Monday, May 31, 2004


Beverage war: update

Coca Cola's new CEO has a problem. The company's profits are no longer coming from its flagship carbonated drinks (Coke, Diet Coke, Fanta, and Coke.) The big margins (according to a Business Week article ("Things Go Better With …Juice", 5/12/2003) are coming from its non-carbonated beverage line. That's a big culture shock for a company that has treated non-soda brands as "orphans." Right now those beverages are keeping the company going.

While Coke is leading PepsiCo by a large margin, it is falling behind in the non-carbonated beverage area, where Pepsi brands like Tropicana and Gatorade are leaders. (Cole's Minute Maid and Powerade are lagging behind.) And while the non-carbonated area is less than half the volume of the carbonated sector, it is showing real growth, unlike the fizzy drink sector.

Coke, the king odf soda, has been culturally averse to the new battleground. But enormous growth from such brands as Dasani water and Minute Maid lemonade have started to change minds. In part, resistance has come from bottlers as well as old-line executives. Coke is busy restrategizing the distribution of minor brands like Planet Java iced coffee drink, Mad River New age teas, and KMX energy drink. It's now starting to use food brokers rather than bottlers to distribute some of these specialty products. And, in spite of blunders like the Dasani (mis)introduction in Europe, its other products, like Powerade, are competing well.

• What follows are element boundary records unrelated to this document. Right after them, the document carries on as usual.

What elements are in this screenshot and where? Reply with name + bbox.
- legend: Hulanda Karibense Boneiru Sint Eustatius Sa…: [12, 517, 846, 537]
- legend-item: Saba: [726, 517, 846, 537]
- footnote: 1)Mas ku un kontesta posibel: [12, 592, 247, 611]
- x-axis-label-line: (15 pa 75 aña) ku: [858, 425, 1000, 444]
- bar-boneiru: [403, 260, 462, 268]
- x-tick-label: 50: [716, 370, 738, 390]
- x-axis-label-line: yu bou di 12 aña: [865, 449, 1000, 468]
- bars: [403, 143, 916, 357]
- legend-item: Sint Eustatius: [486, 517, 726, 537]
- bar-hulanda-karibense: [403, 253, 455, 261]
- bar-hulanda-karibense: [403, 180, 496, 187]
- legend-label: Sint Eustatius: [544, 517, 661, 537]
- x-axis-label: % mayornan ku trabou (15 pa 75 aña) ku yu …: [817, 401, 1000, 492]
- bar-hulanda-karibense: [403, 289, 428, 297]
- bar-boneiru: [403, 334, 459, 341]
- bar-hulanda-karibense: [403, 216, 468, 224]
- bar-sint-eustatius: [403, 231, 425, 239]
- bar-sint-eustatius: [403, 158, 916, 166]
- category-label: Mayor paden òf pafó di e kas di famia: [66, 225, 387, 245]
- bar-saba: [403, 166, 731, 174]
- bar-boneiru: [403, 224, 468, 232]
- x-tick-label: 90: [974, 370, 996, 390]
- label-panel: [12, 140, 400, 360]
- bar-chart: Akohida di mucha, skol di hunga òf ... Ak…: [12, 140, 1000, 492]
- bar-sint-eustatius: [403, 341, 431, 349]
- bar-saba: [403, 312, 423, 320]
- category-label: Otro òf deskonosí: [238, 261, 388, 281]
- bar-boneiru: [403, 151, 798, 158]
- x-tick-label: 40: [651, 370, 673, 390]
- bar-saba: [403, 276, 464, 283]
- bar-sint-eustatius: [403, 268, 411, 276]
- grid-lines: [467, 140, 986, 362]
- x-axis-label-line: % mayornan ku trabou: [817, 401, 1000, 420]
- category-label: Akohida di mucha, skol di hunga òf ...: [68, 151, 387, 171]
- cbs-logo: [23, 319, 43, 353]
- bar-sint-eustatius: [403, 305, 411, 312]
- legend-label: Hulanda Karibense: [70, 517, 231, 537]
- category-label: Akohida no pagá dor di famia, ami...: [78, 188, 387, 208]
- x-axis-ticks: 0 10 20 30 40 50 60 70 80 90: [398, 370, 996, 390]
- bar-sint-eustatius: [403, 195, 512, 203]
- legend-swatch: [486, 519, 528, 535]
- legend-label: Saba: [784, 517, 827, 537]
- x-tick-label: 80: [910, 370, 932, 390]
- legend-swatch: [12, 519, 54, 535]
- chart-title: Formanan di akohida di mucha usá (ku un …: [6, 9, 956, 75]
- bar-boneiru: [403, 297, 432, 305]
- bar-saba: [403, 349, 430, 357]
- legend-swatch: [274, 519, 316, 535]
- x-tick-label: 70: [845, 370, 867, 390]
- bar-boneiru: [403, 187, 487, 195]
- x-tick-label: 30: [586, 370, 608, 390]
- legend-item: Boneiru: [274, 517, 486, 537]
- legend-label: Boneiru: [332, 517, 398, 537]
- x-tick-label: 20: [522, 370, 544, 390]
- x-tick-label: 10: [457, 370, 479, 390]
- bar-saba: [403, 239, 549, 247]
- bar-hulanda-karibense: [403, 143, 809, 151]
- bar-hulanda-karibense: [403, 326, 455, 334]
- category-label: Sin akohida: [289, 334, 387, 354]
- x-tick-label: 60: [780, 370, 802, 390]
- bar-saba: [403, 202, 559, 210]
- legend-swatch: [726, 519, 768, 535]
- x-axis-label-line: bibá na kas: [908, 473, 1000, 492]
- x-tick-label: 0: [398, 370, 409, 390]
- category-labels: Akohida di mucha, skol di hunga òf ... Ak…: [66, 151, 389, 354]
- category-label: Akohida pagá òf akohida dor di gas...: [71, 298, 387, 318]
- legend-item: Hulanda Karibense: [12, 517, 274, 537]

According to the article, "analysts think Coke will have to be a lot more creative on the products and marketing grounds to make up for lost ground." But PepsiCo has more bold moves in its arsenal. It is negotiating a deal with Ocean Spray to take over the marketing and distribution of its popular but poorly marketed juice business, If Pepsi succeeds and markets the juices half as well as its sells Gatorade, it will be even further ahead in the non-cola department than ever.